Eradication of Megafauna: Pleistocene-Holocene Event
White Tailed Deer
Thirteen thousand years ago, the western United States and northern Mexico supported at least thirty-one species of ungulates and ten species of large carnivores. Currently, there are only five species of carnivore and nine species of ungulates in the western United States and northern Mexico. In the eastern United States there is one large ungulate remaining, the white tailed deer. In the mid-20th century, climate change was believed to be responsible for the extinction of megafauna during the Pleistocene. However, in the 1960's the overkill theory was proposed to be responsible for the mass extinction. The overkill theory states that the arrival of skilled human hunters migrating from the Bering Land Bridge swept across North and South America killing megafauna.
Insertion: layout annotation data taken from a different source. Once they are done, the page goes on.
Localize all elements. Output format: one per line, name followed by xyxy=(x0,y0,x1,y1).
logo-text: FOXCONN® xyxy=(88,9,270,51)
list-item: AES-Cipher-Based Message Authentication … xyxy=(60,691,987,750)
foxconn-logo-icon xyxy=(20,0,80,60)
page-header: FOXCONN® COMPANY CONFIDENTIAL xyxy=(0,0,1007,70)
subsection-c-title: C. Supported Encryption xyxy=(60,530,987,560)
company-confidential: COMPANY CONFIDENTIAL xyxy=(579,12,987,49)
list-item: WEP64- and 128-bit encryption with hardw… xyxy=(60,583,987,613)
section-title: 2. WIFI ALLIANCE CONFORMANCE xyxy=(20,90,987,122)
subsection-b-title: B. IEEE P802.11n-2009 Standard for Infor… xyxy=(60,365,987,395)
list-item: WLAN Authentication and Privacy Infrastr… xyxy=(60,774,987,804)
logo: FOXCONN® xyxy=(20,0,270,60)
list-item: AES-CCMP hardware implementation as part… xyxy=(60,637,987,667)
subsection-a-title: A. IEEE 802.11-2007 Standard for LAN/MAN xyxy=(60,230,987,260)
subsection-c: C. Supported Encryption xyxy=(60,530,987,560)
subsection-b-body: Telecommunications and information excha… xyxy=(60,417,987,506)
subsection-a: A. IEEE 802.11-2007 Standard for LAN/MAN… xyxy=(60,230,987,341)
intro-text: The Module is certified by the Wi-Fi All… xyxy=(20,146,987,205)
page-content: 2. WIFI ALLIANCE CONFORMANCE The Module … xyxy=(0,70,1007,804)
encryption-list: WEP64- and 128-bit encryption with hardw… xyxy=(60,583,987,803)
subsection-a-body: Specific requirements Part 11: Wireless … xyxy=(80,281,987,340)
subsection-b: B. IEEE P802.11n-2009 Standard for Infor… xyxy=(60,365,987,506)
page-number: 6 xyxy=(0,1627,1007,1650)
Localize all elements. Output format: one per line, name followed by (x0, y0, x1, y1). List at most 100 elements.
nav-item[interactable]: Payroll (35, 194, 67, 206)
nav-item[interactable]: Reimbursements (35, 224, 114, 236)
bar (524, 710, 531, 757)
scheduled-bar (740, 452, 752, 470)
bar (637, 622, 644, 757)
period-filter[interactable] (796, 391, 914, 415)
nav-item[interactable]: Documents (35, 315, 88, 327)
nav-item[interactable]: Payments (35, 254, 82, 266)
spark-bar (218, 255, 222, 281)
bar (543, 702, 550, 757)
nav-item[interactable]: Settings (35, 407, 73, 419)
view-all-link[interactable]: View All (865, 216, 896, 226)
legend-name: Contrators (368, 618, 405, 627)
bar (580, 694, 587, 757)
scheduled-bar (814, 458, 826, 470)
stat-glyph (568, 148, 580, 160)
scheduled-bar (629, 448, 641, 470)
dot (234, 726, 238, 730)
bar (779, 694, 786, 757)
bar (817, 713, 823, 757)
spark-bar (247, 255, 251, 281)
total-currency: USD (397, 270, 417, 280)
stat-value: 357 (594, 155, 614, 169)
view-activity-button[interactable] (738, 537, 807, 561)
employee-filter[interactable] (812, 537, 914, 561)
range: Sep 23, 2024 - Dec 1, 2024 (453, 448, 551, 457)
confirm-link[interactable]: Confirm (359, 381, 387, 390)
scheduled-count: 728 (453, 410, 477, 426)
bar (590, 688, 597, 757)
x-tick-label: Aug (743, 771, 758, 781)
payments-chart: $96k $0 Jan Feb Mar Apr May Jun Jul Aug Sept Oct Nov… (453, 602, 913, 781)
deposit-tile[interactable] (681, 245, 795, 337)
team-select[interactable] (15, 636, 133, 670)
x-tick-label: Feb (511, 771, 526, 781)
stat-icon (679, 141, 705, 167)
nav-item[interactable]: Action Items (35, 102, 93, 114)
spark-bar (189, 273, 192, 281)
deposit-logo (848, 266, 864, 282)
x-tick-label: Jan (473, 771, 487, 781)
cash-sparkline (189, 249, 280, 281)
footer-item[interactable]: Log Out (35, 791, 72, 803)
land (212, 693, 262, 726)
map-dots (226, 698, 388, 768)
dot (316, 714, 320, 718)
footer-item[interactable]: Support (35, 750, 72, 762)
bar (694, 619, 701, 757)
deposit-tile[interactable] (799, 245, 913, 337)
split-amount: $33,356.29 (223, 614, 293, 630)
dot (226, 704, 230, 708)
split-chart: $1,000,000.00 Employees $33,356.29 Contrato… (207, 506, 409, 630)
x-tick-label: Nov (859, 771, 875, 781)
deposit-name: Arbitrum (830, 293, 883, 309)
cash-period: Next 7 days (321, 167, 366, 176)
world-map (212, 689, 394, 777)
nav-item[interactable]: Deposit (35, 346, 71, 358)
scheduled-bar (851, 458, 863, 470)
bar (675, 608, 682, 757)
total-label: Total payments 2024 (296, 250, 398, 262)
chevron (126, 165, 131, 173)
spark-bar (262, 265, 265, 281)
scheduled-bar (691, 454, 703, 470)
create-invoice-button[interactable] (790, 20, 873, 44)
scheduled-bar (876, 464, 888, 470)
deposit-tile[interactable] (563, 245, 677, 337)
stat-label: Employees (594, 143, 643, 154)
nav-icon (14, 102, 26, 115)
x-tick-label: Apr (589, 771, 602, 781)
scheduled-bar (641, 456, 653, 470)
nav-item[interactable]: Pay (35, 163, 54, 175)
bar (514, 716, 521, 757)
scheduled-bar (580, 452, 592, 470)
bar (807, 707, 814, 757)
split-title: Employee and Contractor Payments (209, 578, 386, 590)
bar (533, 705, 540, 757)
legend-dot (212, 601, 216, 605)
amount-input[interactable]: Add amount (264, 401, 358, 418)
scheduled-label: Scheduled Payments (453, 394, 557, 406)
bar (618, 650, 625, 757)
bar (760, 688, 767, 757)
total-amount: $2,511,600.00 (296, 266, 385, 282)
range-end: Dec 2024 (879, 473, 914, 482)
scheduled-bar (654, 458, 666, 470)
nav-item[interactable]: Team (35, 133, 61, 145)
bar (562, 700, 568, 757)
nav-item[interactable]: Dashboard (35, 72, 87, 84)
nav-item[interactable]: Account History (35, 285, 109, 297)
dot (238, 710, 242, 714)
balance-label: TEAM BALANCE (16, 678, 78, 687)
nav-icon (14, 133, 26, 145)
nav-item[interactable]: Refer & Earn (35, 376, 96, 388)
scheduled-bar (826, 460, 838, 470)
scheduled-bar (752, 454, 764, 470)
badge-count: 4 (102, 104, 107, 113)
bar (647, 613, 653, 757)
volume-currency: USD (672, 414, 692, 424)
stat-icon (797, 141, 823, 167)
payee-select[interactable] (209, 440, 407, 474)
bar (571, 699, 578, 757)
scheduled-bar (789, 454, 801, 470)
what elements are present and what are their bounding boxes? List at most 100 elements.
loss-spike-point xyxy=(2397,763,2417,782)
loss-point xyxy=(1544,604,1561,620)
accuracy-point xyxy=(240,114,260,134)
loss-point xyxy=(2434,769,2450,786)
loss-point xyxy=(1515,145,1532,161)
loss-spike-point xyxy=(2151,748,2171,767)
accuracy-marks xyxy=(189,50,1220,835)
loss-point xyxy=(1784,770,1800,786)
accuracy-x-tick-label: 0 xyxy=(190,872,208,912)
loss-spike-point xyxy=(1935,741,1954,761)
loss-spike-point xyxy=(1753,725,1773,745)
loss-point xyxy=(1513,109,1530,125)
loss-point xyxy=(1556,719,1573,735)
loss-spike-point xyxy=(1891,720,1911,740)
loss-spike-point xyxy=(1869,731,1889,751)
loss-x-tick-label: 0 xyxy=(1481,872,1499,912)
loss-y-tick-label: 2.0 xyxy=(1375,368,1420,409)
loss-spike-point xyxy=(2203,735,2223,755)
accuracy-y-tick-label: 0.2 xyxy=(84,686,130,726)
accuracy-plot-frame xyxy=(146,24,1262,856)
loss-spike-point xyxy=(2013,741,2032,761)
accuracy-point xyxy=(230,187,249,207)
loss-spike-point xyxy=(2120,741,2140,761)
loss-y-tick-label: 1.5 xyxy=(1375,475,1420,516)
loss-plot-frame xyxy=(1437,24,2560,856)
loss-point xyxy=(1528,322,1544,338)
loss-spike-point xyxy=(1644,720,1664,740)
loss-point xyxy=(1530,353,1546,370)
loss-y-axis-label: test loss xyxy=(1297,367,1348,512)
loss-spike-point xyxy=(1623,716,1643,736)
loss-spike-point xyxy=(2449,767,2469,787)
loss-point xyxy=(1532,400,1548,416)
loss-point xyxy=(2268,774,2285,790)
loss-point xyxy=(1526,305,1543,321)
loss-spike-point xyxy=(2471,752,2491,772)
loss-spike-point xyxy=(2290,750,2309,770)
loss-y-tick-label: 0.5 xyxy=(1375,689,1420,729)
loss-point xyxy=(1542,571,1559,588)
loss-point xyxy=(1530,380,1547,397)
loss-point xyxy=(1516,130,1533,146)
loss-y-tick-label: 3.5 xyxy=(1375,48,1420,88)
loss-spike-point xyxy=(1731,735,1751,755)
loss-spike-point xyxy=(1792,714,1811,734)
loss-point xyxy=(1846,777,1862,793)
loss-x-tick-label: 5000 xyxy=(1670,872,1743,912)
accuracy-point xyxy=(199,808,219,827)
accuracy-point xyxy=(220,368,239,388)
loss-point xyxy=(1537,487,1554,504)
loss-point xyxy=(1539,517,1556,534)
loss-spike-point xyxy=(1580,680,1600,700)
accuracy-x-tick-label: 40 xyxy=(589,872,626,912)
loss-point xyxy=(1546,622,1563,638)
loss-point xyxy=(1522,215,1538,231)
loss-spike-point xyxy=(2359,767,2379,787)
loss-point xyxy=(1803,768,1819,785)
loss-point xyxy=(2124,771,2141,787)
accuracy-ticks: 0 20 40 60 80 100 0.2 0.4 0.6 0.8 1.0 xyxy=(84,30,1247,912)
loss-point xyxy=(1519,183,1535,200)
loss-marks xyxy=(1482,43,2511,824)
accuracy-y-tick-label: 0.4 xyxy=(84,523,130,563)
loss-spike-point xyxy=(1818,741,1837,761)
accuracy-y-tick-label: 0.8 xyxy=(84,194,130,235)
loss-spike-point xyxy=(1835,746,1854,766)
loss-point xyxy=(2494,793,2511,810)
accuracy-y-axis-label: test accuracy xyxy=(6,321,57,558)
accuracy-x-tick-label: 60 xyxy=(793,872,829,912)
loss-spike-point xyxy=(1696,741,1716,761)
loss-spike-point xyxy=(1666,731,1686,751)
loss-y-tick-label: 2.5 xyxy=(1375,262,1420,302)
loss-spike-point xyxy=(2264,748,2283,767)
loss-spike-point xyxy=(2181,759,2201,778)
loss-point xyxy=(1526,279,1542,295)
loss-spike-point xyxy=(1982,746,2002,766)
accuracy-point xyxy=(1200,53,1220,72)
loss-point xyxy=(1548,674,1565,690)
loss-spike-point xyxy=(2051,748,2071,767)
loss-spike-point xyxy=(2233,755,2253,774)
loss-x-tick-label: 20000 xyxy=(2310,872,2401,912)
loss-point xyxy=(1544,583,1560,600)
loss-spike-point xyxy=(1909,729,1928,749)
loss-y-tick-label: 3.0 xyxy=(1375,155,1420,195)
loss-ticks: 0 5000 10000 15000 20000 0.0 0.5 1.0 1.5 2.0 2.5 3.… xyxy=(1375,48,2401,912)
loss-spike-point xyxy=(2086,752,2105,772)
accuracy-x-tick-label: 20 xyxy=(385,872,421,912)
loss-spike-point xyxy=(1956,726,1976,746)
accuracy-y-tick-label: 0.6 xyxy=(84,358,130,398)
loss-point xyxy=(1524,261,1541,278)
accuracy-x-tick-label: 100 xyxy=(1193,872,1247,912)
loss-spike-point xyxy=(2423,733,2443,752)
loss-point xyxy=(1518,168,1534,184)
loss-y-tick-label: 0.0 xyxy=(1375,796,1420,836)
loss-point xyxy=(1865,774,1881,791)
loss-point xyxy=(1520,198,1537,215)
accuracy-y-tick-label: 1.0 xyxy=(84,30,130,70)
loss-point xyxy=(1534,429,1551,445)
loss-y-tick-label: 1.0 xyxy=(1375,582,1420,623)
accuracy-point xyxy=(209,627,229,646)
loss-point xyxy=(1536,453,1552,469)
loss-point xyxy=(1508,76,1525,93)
The time period of megafauna extinction due to the evolution and migration of people is called the Pleistocene Holocene event which is broken into three waves. The first wave occurred from forty thousand years ago to thirty five thousand years. This wave is the migration of skilled hunters to lands where people never existed before and the culture change from hunting and gathering to farming. The second wave occurred from 1500 to1970. This wave is the time of European colonization and exploration which caused industrialization to spread around the world. The third wave occurred from 1970 to the present. This is the explosion of human populations and technology.